Malgré un cessez-le-feu fragile, les violences se poursuivent entre les forces israéliennes et le Hamas, faisant des victimes parmi les non combattants dont des dizaines d'enfants, selon l'Unicef.

Des enquêteurs de l'ONU ont accusé Israël de commettre un génocide à Gaza, accusation qu'Israël a qualifiée de "déformée et fausse", tout en taxant ses auteurs d'antisémitisme.

Contrebande d'antibiotiques 

Le film de Teng suit Mark Perlmutter et deux autres médecins américains, l'un américano-palestinien et l'autre zoroastrien non pratiquant, face à l'indicible brutalité infligée à une population majoritairement civile à Gaza depuis qu'Israël a répondu à l'attaque du Hamas, le 7 octobre 2023.

Le film montre les médecins travaillant avec leurs collègues palestiniens, portant secours à des blessés aux membres sectionnés et souffrant de plaies ouvertes. On les voit également en d'autres occasions dans les couloirs du pouvoir à Washington et dans les médias israéliens et américains.

Le documentaire montre aussi les difficultés pratiques auxquelles ils sont confrontés, les blouses chirurgicales et les antibiotiques qu'ils doivent faire passer en contrebande à travers la frontière pour contourner le blocus israélien. Et les refus de dernière minute des autorités israéliennes de les laisser entrer.

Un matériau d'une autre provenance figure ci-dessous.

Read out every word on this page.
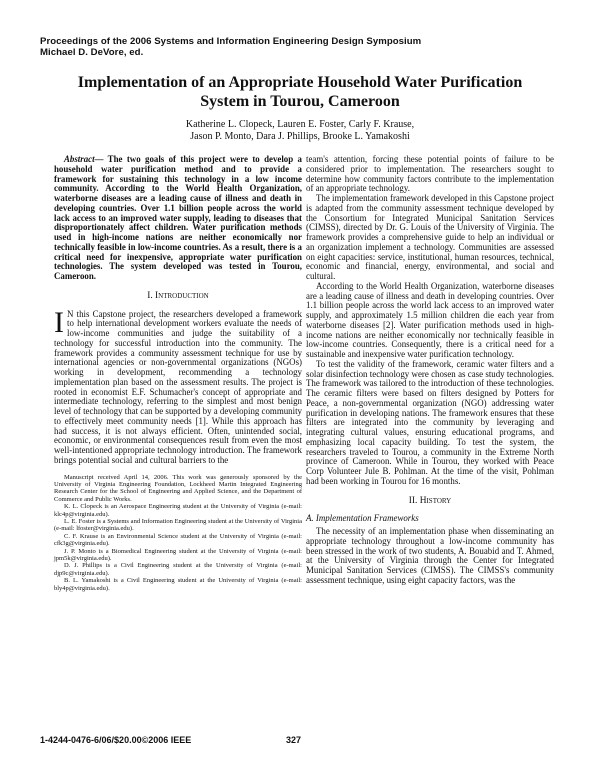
Proceedings of the 2006 Systems and Information Engineering Design Symposium
Michael D. DeVore, ed.
Implementation of an Appropriate Household Water Purification
System in Tourou, Cameroon
Katherine L. Clopeck, Lauren E. Foster, Carly F. Krause,
Jason P. Monto, Dara J. Phillips, Brooke L. Yamakoshi

Abstract— The two goals of this project were to develop a household water purification method and to provide a framework for sustaining this technology in a low income community. According to the World Health Organization, waterborne diseases are a leading cause of illness and death in developing countries. Over 1.1 billion people across the world lack access to an improved water supply, leading to diseases that disproportionately affect children. Water purification methods used in high-income nations are neither economically nor technically feasible in low-income countries. As a result, there is a critical need for inexpensive, appropriate water purification technologies. The system developed was tested in Tourou, Cameroon.

I. Introduction

I N this Capstone project, the researchers developed a framework to help international development workers evaluate the needs of low-income communities and judge the suitability of a technology for successful introduction into the community. The framework provides a community assessment technique for use by international agencies or non-governmental organizations (NGOs) working in development, recommending a technology implementation plan based on the assessment results. The project is rooted in economist E.F. Schumacher's concept of appropriate and intermediate technology, referring to the simplest and most benign level of technology that can be supported by a developing community to effectively meet community needs [1]. While this approach has had success, it is not always efficient. Often, unintended social, economic, or environmental consequences result from even the most well-intentioned appropriate technology introduction. The framework brings potential social and cultural barriers to the

Manuscript received April 14, 2006. This work was generously sponsored by the University of Virginia Engineering Foundation, Lockheed Martin Integrated Engineering Research Center for the School of Engineering and Applied Science, and the Department of Commerce and Public Works.

K. L. Clopeck is an Aerospace Engineering student at the University of Virginia (e-mail: klc4p@virginia.edu).

L. E. Foster is a Systems and Information Engineering student at the University of Virginia (e-mail: lfoster@virginia.edu).

C. F. Krause is an Environmental Science student at the University of Virginia (e-mail: cfk3g@virginia.edu).

J. P. Monto is a Biomedical Engineering student at the University of Virginia (e-mail: jpm5k@virginia.edu).

D. J. Phillips is a Civil Engineering student at the University of Virginia (e-mail: djp9c@virginia.edu).

B. L. Yamakoshi is a Civil Engineering student at the University of Virginia (e-mail: bly4p@virginia.edu).

team's attention, forcing these potential points of failure to be considered prior to implementation. The researchers sought to determine how community factors contribute to the implementation of an appropriate technology.

The implementation framework developed in this Capstone project is adapted from the community assessment technique developed by the Consortium for Integrated Municipal Sanitation Services (CIMSS), directed by Dr. G. Louis of the University of Virginia. The framework provides a comprehensive guide to help an individual or an organization implement a technology. Communities are assessed on eight capacities: service, institutional, human resources, technical, economic and financial, energy, environmental, and social and cultural.

According to the World Health Organization, waterborne diseases are a leading cause of illness and death in developing countries. Over 1.1 billion people across the world lack access to an improved water supply, and approximately 1.5 million children die each year from waterborne diseases [2]. Water purification methods used in high-income nations are neither economically nor technically feasible in low-income countries. Consequently, there is a critical need for a sustainable and inexpensive water purification technology.

To test the validity of the framework, ceramic water filters and a solar disinfection technology were chosen as case study technologies. The framework was tailored to the introduction of these technologies. The ceramic filters were based on filters designed by Potters for Peace, a non-governmental organization (NGO) addressing water purification in developing nations. The framework ensures that these filters are integrated into the community by leveraging and integrating cultural values, ensuring educational programs, and emphasizing local capacity building. To test the system, the researchers traveled to Tourou, a community in the Extreme North province of Cameroon. While in Tourou, they worked with Peace Corp Volunteer Jule B. Pohlman. At the time of the visit, Pohlman had been working in Tourou for 16 months.

II. History

A. Implementation Frameworks

The necessity of an implementation phase when disseminating an appropriate technology throughout a low-income community has been stressed in the work of two students, A. Bouabid and T. Ahmed, at the University of Virginia through the Center for Integrated Municipal Sanitation Services (CIMSS). The CIMSS's community assessment technique, using eight capacity factors, was the

1-4244-0476-6/06/$20.00©2006 IEEE	327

Le film décrit le courage d'hommes qui vont volontairement travailler dans des hôpitaux frappés à plusieurs reprises par l'armée israélienne. Comme l'hôpital Nasser de Khan Younès, dans le sud de la bande de Gaza, cible d'une double frappe en août 2025.

Israël affirme viser des "terroristes" dans ces établissements et soutient que des combattants du Hamas sont retranchés dans des tunnels sous les hôpitaux.

"Complices du meurtre d'enfants" 

Feroze Sidwha, peut-être le plus loquace des trois médecins, répète n'avoir jamais vu de tunnels. Et de toute façon, insiste-t-il, même la présence de combattants blessés dans un hôpital n'en fait pas une cible légitime.

"Les Américains méritent de savoir ce qui se passe, à quoi sert leur argent, et tout simplement de pouvoir décider", dit-il. "Voulez-vous vraiment qu'on fasse cela?", a-t-il déclaré à l'AFP.

"Je suis à peu près sûr que la réponse est +non+. Je veux juste continuer à m'exprimer et à faire savoir aux gens qu'ils n'ont pas à être complices du meurtre d'enfants. Nous le sommes tous, à l'heure actuelle".

Le film est dédié aux quelque 1.700 soignants tués dans la bande de Gaza depuis le début de la guerre en octobre 2023.

Selon Reporters sans frontières (RSF), près de 220 journalistes ont également été tués, faisant d'Israël le plus grand tueur de journalistes dans le monde pour la troisième année consécutive.

Le Festival de Sundance se tient jusqu'au 1er février.